Séparation et acquisition de deux langues chez le jeune enfant : une approche pluridisciplinaire

Informations pratiques
21 septembre 2018
14h15
Lieu

Salle Cavaillès, 45 rue dUlm, 75005 Paris

LSCP

Abstract:

During the first years of life, children rapidly learn to process speech from a continuous acoustic signal, and soon become able to understand and produce the sounds, words and structure of their native language. Children growing up in a bilingual environment face an additional challenge: they must simultaneously discover and separate their bilingual input into individual (yet potentially overlapping) systems, with independent sound units, vocabularies and grammars, without knowing a priori how many languages are spoken in their environment. In spite of this, language acquisition in young bilinguals follows, to an extent, a similar time-line as in monolinguals. Understanding how children come to discover the presence of two languages in their input, and to what extent they are able to keep them apart, are to this day crucial questions to the field of childhood bilingualism. In this thesis we focus on these two questions by exploring how perceptual and environmental properties of the input can help or hinder the discovery and lexical development of two languages, and whether the phonological representations formed by young bilinguals are language-specific. In order to investigate these questions, we take a multidisciplinary approach, using both empirical and computational techniques, which can provide different insights on the task of early language separation.
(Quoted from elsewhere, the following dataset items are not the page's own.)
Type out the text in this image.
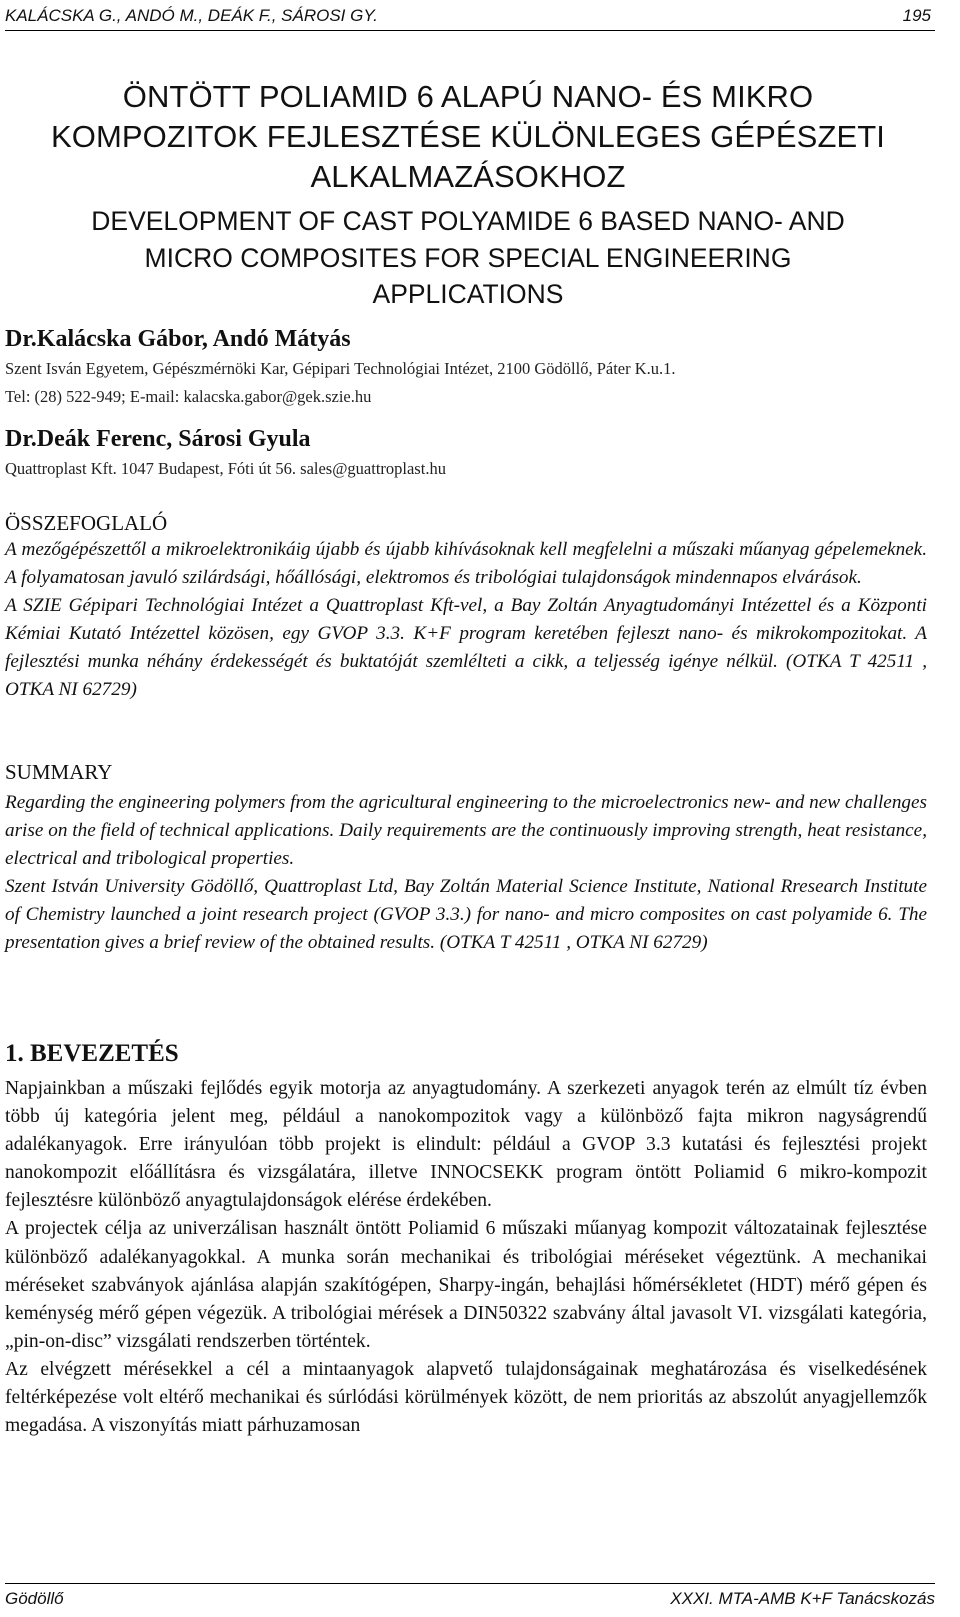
KALÁCSKA G., ANDÓ M., DEÁK F., SÁROSI GY.	195
ÖNTÖTT POLIAMID 6 ALAPÚ NANO- ÉS MIKRO
KOMPOZITOK FEJLESZTÉSE KÜLÖNLEGES GÉPÉSZETI
ALKALMAZÁSOKHOZ
DEVELOPMENT OF CAST POLYAMIDE 6 BASED NANO- AND
MICRO COMPOSITES FOR SPECIAL ENGINEERING
APPLICATIONS
Dr.Kalácska Gábor, Andó Mátyás
Szent Isván Egyetem, Gépészmérnöki Kar, Gépipari Technológiai Intézet, 2100 Gödöllő, Páter K.u.1.
Tel: (28) 522-949; E-mail: kalacska.gabor@gek.szie.hu
Dr.Deák Ferenc, Sárosi Gyula
Quattroplast Kft. 1047 Budapest, Fóti út 56. sales@guattroplast.hu
ÖSSZEFOGLALÓ

A mezőgépészettől a mikroelektronikáig újabb és újabb kihívásoknak kell megfelelni a műszaki műanyag gépelemeknek. A folyamatosan javuló szilárdsági, hőállósági, elektromos és tribológiai tulajdonságok mindennapos elvárások.

A SZIE Gépipari Technológiai Intézet a Quattroplast Kft-vel, a Bay Zoltán Anyagtudományi Intézettel és a Központi Kémiai Kutató Intézettel közösen, egy GVOP 3.3. K+F program keretében fejleszt nano- és mikrokompozitokat. A fejlesztési munka néhány érdekességét és buktatóját szemlélteti a cikk, a teljesség igénye nélkül. (OTKA T 42511 , OTKA NI 62729)

SUMMARY

Regarding the engineering polymers from the agricultural engineering to the microelectronics new- and new challenges arise on the field of technical applications. Daily requirements are the continuously improving strength, heat resistance, electrical and tribological properties.

Szent István University Gödöllő, Quattroplast Ltd, Bay Zoltán Material Science Institute, National Rresearch Institute of Chemistry launched a joint research project (GVOP 3.3.) for nano- and micro composites on cast polyamide 6. The presentation gives a brief review of the obtained results. (OTKA T 42511 , OTKA NI 62729)

1. BEVEZETÉS

Napjainkban a műszaki fejlődés egyik motorja az anyagtudomány. A szerkezeti anyagok terén az elmúlt tíz évben több új kategória jelent meg, például a nanokompozitok vagy a különböző fajta mikron nagyságrendű adalékanyagok. Erre irányulóan több projekt is elindult: például a GVOP 3.3 kutatási és fejlesztési projekt nanokompozit előállításra és vizsgálatára, illetve INNOCSEKK program öntött Poliamid 6 mikro-kompozit fejlesztésre különböző anyagtulajdonságok elérése érdekében.

A projectek célja az univerzálisan használt öntött Poliamid 6 műszaki műanyag kompozit változatainak fejlesztése különböző adalékanyagokkal. A munka során mechanikai és tribológiai méréseket végeztünk. A mechanikai méréseket szabványok ajánlása alapján szakítógépen, Sharpy-ingán, behajlási hőmérsékletet (HDT) mérő gépen és keménység mérő gépen végezük. A tribológiai mérések a DIN50322 szabvány által javasolt VI. vizsgálati kategória, „pin-on-disc” vizsgálati rendszerben történtek.

Az elvégzett mérésekkel a cél a mintaanyagok alapvető tulajdonságainak meghatározása és viselkedésének feltérképezése volt eltérő mechanikai és súrlódási körülmények között, de nem prioritás az abszolút anyagjellemzők megadása. A viszonyítás miatt párhuzamosan

Gödöllő	XXXI. MTA-AMB K+F Tanácskozás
In the first part of this dissertation we examine the problem of discovering two languages in the input from an acoustic perspective. Based on a large body of research on language discrimination abilities in newborns and infants, and inspired by previous modelling work, we aim to provide a computational account of infant perception of multilingual speech. Borrowing a state-of-the-art system from speech technologies, we conducted a series of computational experiments that can help us understand what kind of representations young infants form when hearing different languages, and how different factors may shape their perception of language distance.
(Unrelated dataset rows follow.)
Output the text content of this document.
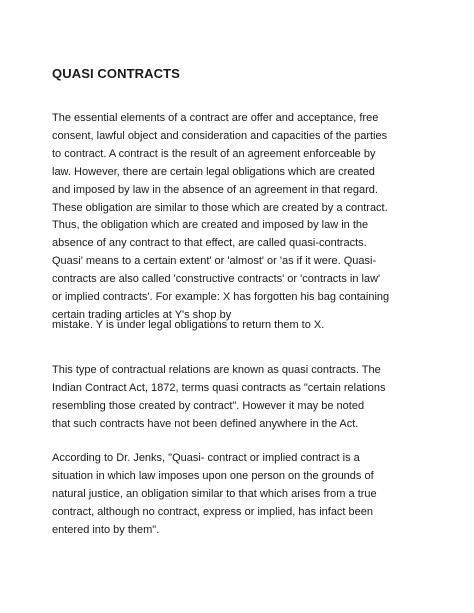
QUASI CONTRACTS

The essential elements of a contract are offer and acceptance, free
consent, lawful object and consideration and capacities of the parties
to contract. A contract is the result of an agreement enforceable by
law. However, there are certain legal obligations which are created
and imposed by law in the absence of an agreement in that regard.
These obligation are similar to those which are created by a contract.
Thus, the obligation which are created and imposed by law in the
absence of any contract to that effect, are called quasi-contracts.
Quasi' means to a certain extent' or 'almost' or 'as if it were. Quasi-
contracts are also called 'constructive contracts' or 'contracts in law'
or implied contracts'. For example: X has forgotten his bag containing
certain trading articles at Y's shop by

mistake. Y is under legal obligations to return them to X.

This type of contractual relations are known as quasi contracts. The
Indian Contract Act, 1872, terms quasi contracts as "certain relations
resembling those created by contract". However it may be noted
that such contracts have not been defined anywhere in the Act.

According to Dr. Jenks, "Quasi- contract or implied contract is a
situation in which law imposes upon one person on the grounds of
natural justice, an obligation similar to that which arises from a true
contract, although no contract, express or implied, has infact been
entered into by them".
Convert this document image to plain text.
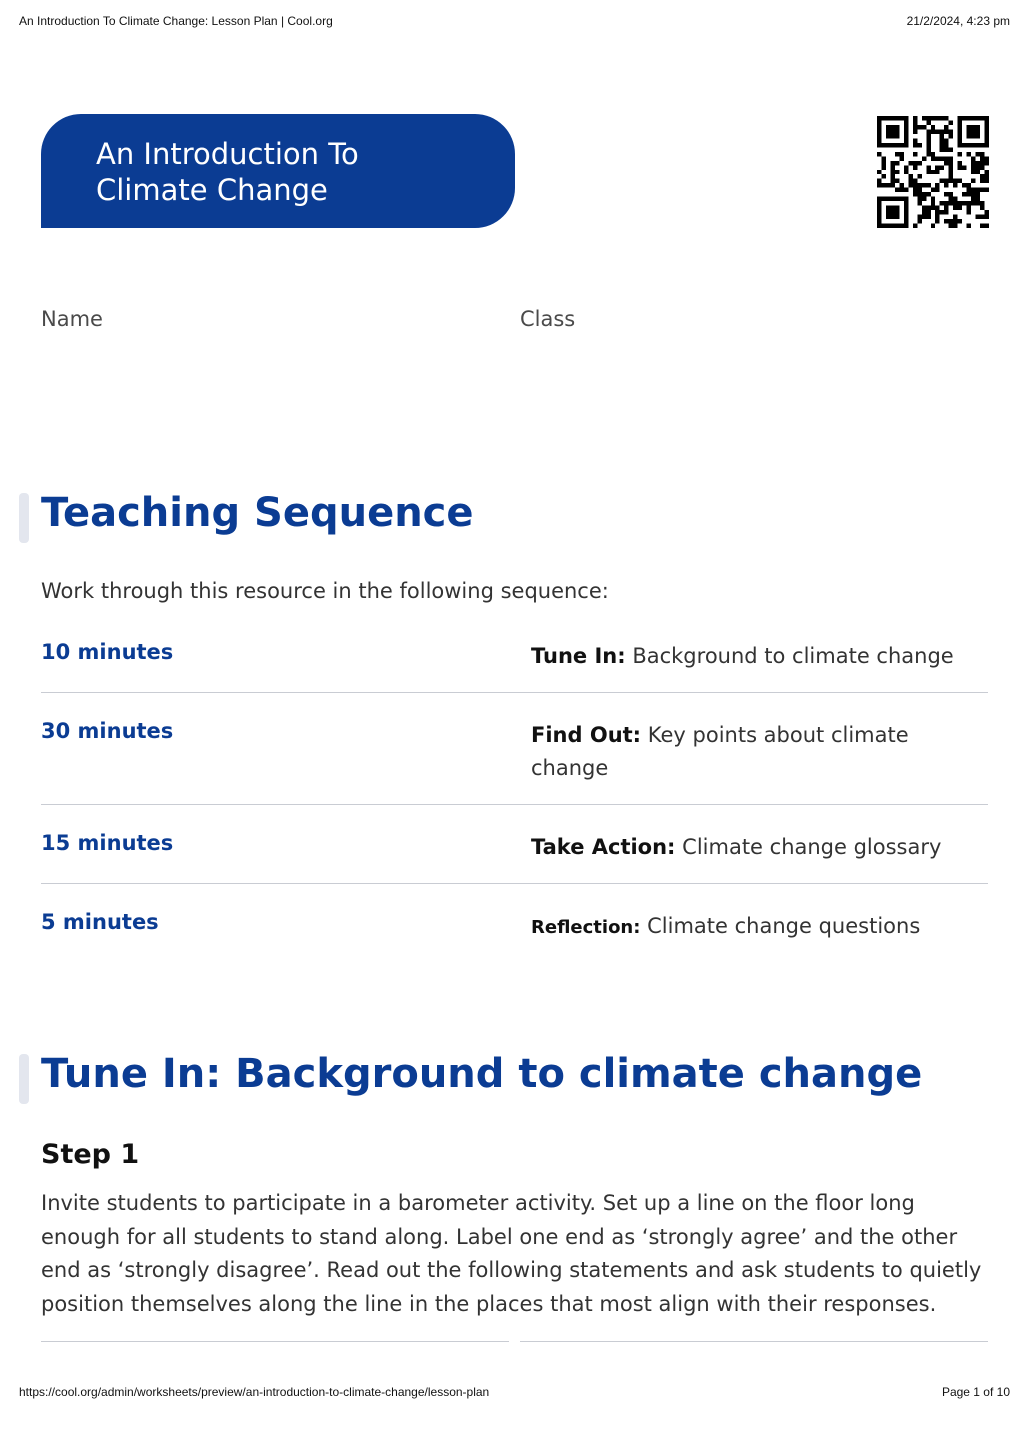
An Introduction To Climate Change: Lesson Plan | Cool.org	21/2/2024, 4:23 pm
An Introduction To
Climate Change
Name	Class
Teaching Sequence

Work through this resource in the following sequence:

10 minutes	Tune In: Background to climate change
30 minutes	Find Out: Key points about climate change
15 minutes	Take Action: Climate change glossary
5 minutes	Reflection: Climate change questions
Tune In: Background to climate change
Step 1

Invite students to participate in a barometer activity. Set up a line on the floor long enough for all students to stand along. Label one end as ‘strongly agree’ and the other end as ‘strongly disagree’. Read out the following statements and ask students to quietly position themselves along the line in the places that most align with their responses.

https://cool.org/admin/worksheets/preview/an-introduction-to-climate-change/lesson-plan	Page 1 of 10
In the second part, we investigate several environmental aspects of bilingual exposure. Previous research on quantitative and qualitative properties of bilingual input had shown strong influences of each language's relative amount of exposure on infants' lexical development, but diverging results were reported regarding the impact of the separation of the two languages in their environment. We used a home diary method to investigate the co-existence of two languages in young bilinguals' input, and explore how this and other environmental factors may influence their vocabulary acquisition.

Finally, in the last part of this dissertation, we consider bilingual preschoolers' perception of language-specific phonological rules. Unlike other properties of young bilinguals' phonological systems, their acquisition and separation of phonological rules has barely been explored, with the only prior evidence coming from production studies. We conducted a behavioral experiment using a touchpad videogame to test French-English bilinguals' cross-linguistic perception of phonological assimilations.

Overall, this thesis contributes new insights to the question of language separation and acquisition in early bilingualism, with multiple perspectives for future research on this topic.